Re: [HACKERS] Some questions about mammoth replication

2007-10-12 Thread Alexey Klyukin
Hannu Krosing wrote:

  We have hooks in executor calling our own collecting functions, so we
  don't need the trigger machinery to launch replication.
 
 But where do you store the collected info - in your own replication_log
 table, or do reuse data in WAL you extract it on master befor
 replication to slave (or on slave after moving the WAL) ?

We don't use either a log table in database or WAL. The data to
replicate is stored in disk files, one per transaction. As Joshua said,
the WAL is used to ensure that only those transactions that are recorded
as committed in WAL are sent to slaves.

 
   Do you make use of snapshot data, to make sure, what parts of WAL log
   are worth migrating to slaves , or do you just apply everything in WAL
   in separate transactions and abort if you find out that original
   transaction aborted ?
  
  We check if a data transaction is recorded in WAL before sending
  it to a slave. For an aborted transaction we just discard all data 
  collected 
  from that transaction.
 
 Do you duplicate postgresql's MVCC code for that, or will this happen
 automatically via using MVCC itself for collected data ?

Every transaction command that changes data in a replicated relation is
stored on disk. PostgreSQL MVCC code is used on a slave in a natural way
when transaction commands are replayed there.

 
 How do you handle really large inserts/updates/deletes, which change say 10M 
 rows in one transaction ?

We produce really large disk files ;). When a transaction commits - a
special queue lock is acquired and transaction is enqueued to a sending
queue. Since the locking mode for that lock is exclusive a commit of a
very large transaction would delay commits of other transactions until
the lock is held. We are working on minimizing the time of holding this
lock in the new version of Replicator.

 
   Do you extract / generate full sql DML queries from data in WAL logs, or
   do you apply the changes at some lower level ?
  
  We replicate the binary data along with a command type. Only the data
  necessary to replay the command on a slave are replicated.
 
 Do you replay it as SQL insert/update/delete commands, or directly on
 heap/indexes ?

We replay the commands directly using heap/index functions on a slave.

Regards,

-- 
Alexey Klyukin http://www.commandprompt.com/
The PostgreSQL Company - Command Prompt, Inc.


---(end of broadcast)---
TIP 9: In versions below 8.0, the planner will ignore your desire to
   choose an index scan if your joining column's datatypes do not
   match


Re: [HACKERS] Some questions about mammoth replication

2007-10-12 Thread Alexey Klyukin
Hannu Krosing wrote:

  We don't use either a log table in database or WAL. The data to
  replicate is stored in disk files, one per transaction.
 
 Clever :)
 
 How well does it scale ? That is, at what transaction rate can your
 replication keep up with database ?

This depend on a number of concurrent transactions (the data is
collected by every backend process), max transaction size etc. I don't
have numbers here, sorry.

 
   As Joshua said,
  the WAL is used to ensure that only those transactions that are recorded
  as committed in WAL are sent to slaves.
 
 How do you force correct commit order of applying the transactions ?
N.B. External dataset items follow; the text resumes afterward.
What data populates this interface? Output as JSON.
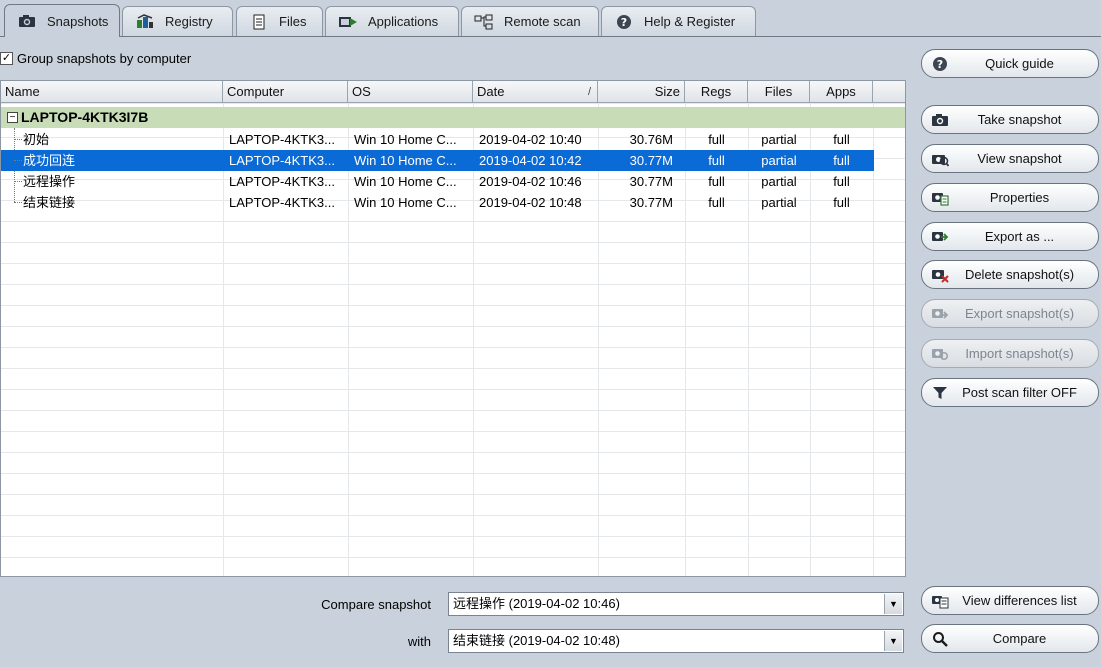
{
  "tabs": [
    {
      "label": "Snapshots",
      "icon": "camera-icon",
      "active": true
    },
    {
      "label": "Registry",
      "icon": "registry-icon"
    },
    {
      "label": "Files",
      "icon": "file-icon"
    },
    {
      "label": "Applications",
      "icon": "applications-icon"
    },
    {
      "label": "Remote scan",
      "icon": "network-icon"
    },
    {
      "label": "Help & Register",
      "icon": "help-icon"
    }
  ],
  "group_checkbox": {
    "label": "Group snapshots by computer",
    "checked": true
  },
  "columns": [
    {
      "label": "Name"
    },
    {
      "label": "Computer"
    },
    {
      "label": "OS"
    },
    {
      "label": "Date",
      "sort": "/"
    },
    {
      "label": "Size"
    },
    {
      "label": "Regs"
    },
    {
      "label": "Files"
    },
    {
      "label": "Apps"
    }
  ],
  "group": {
    "expander": "−",
    "name": "LAPTOP-4KTK3I7B"
  },
  "snapshots": [
    {
      "name": "初始",
      "computer": "LAPTOP-4KTK3...",
      "os": "Win 10 Home C...",
      "date": "2019-04-02 10:40",
      "size": "30.76M",
      "regs": "full",
      "files": "partial",
      "apps": "full",
      "selected": false
    },
    {
      "name": "成功回连",
      "computer": "LAPTOP-4KTK3...",
      "os": "Win 10 Home C...",
      "date": "2019-04-02 10:42",
      "size": "30.77M",
      "regs": "full",
      "files": "partial",
      "apps": "full",
      "selected": true
    },
    {
      "name": "远程操作",
      "computer": "LAPTOP-4KTK3...",
      "os": "Win 10 Home C...",
      "date": "2019-04-02 10:46",
      "size": "30.77M",
      "regs": "full",
      "files": "partial",
      "apps": "full",
      "selected": false
    },
    {
      "name": "结束链接",
      "computer": "LAPTOP-4KTK3...",
      "os": "Win 10 Home C...",
      "date": "2019-04-02 10:48",
      "size": "30.77M",
      "regs": "full",
      "files": "partial",
      "apps": "full",
      "selected": false
    }
  ],
  "buttons": {
    "quick_guide": "Quick guide",
    "take_snapshot": "Take snapshot",
    "view_snapshot": "View snapshot",
    "properties": "Properties",
    "export_as": "Export as ...",
    "delete_snapshots": "Delete snapshot(s)",
    "export_snapshots": "Export snapshot(s)",
    "import_snapshots": "Import snapshot(s)",
    "post_scan_filter": "Post scan filter OFF",
    "view_differences": "View differences list",
    "compare": "Compare"
  },
  "compare": {
    "label": "Compare snapshot",
    "value": "远程操作 (2019-04-02 10:46)",
    "with_label": "with",
    "with_value": "结束链接 (2019-04-02 10:48)"
  },
  "colors": {
    "selected_row": "#0a6ad6",
    "group_row": "#c8dcb8",
    "background": "#c9d2dc"
  }
}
The first transaction that is committed in PostgreSQL is the first
transaction placed into the queue, and the first that is restored by the
slave.

 
   
 Do you make use of snapshot data, to make sure, what parts of WAL log
 are worth migrating to slaves , or do you just apply everything in WAL
 in separate transactions and abort if you find out that original
 transaction aborted ?

We check if a data transaction is recorded in WAL before sending
it to a slave. For an aborted transaction we just discard all data 
collected 
from that transaction.
   
   Do you duplicate postgresql's MVCC code for that, or will this happen
   automatically via using MVCC itself for collected data ?
  
  Every transaction command that changes data in a replicated relation is
  stored on disk. PostgreSQL MVCC code is used on a slave in a natural way
  when transaction commands are replayed there.
 
 Do you replay several transaction files in the same transaction on
 slave ?

 Can you replay several transaction files in parallel ?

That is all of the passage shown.